Among the visual culture the book considers is the contradictory past of the freak show, the popular late 19th, early 20th century form of entertainment, in which disabled and raced bodies were displayed for profit. Like much of her work she considers the contradictions present in this practice, both the exploitation of bodies not considered ‘normal’ as well as the potentials these bodies might have had to disrupt ‘normal’. She brings attention to ‘normal’ and illustrates how this idea is much more than just concerned with the body. She suggests that examining the normal body can help expose much of the invisible assumptions that help decide what bodies are marked and what bodies are not.

She suggests that turning the light on ‘normal’ can help reveal that disability is not so much a property of bodies, as it is a product of cultural rules, rules that say what a body should do, or be. And that thus idea of normal is crucial to this. Her work, like Disability Studies itself, turns the spotlight on normal (much as race studies made the invisible concept of whiteness visible).

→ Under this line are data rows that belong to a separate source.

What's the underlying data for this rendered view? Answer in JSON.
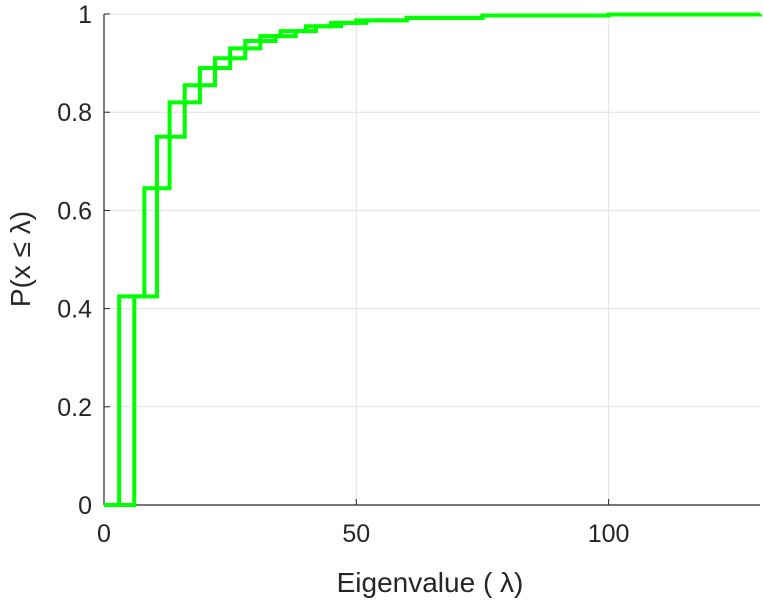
{
  "chart_data": {
    "type": "line",
    "title": "",
    "xlabel": "Eigenvalue (   λ)",
    "ylabel": "P(x ≤ λ)",
    "xlim": [
      0,
      130
    ],
    "ylim": [
      0,
      1
    ],
    "x_ticks": [
      "0",
      "50",
      "100"
    ],
    "y_ticks": [
      "0",
      "0.2",
      "0.4",
      "0.6",
      "0.8",
      "1"
    ],
    "x_tick_values": [
      0,
      50,
      100
    ],
    "y_tick_values": [
      0,
      0.2,
      0.4,
      0.6,
      0.8,
      1
    ],
    "grid": true,
    "step": true,
    "series": [
      {
        "color": "#00ff00",
        "x": [
          0,
          3,
          8,
          10.5,
          13,
          16,
          19,
          22,
          25,
          28,
          31,
          35,
          40,
          45,
          50,
          60,
          75,
          100,
          130
        ],
        "y": [
          0,
          0.425,
          0.645,
          0.75,
          0.82,
          0.855,
          0.89,
          0.91,
          0.93,
          0.945,
          0.955,
          0.965,
          0.975,
          0.982,
          0.987,
          0.992,
          0.997,
          0.999,
          1.0
        ]
      },
      {
        "color": "#00ff00",
        "x": [
          0,
          6,
          10.5,
          13,
          16,
          19,
          22,
          25,
          28,
          31,
          34,
          38,
          42,
          47,
          52,
          60,
          75,
          100,
          130
        ],
        "y": [
          0,
          0.425,
          0.645,
          0.75,
          0.82,
          0.855,
          0.89,
          0.91,
          0.93,
          0.945,
          0.955,
          0.965,
          0.975,
          0.982,
          0.987,
          0.992,
          0.997,
          0.999,
          1.0
        ]
      }
    ]
  }
}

Thompson suggests that the concept of disability is the shadow body of normal and is essential to delineating its lines, and crucial in ways that we don’t don’t normally think about in defining what it means–among other things–to be American, that it is crucial to related concepts of self reliance and autonomy.

And most of this cultural work she suggests takes place in the visual, in how bodies look, and what they are seen to be doing. In literature, she suggests that disability usually appears to be at the margins, with disabled characters frequently marginalized characters. In addition to marginalizing characters, she also suggests that there is a huge gap between the real lives of those with disabilities and the imagined lives of those with disabilities in these representations.

She also highlights the fact that these characters with disabilities are often objectified, made to be the object of action, rather than capable of true action themselves. And because of all of this, it positions the reader not to identify with the character with disability. That instead the worlds of such stories creates a reader position that assumes a non-disabled identification. 

At the same time, as she points this out, she also brings attention to contradictions taking place at the margins. In marginalizing disabled characters or in the creation of disability as spectacle in the historical freakshow, she suggests something else may also be occurring. She suggests that disability can become a marker of difference as eminence, that somehow it may become a celebration of what the normal would normally seek to conceal. As such, she highlights the potentially disruptive power of representations of disability, something rarely addressed in many interrogations of the medical model.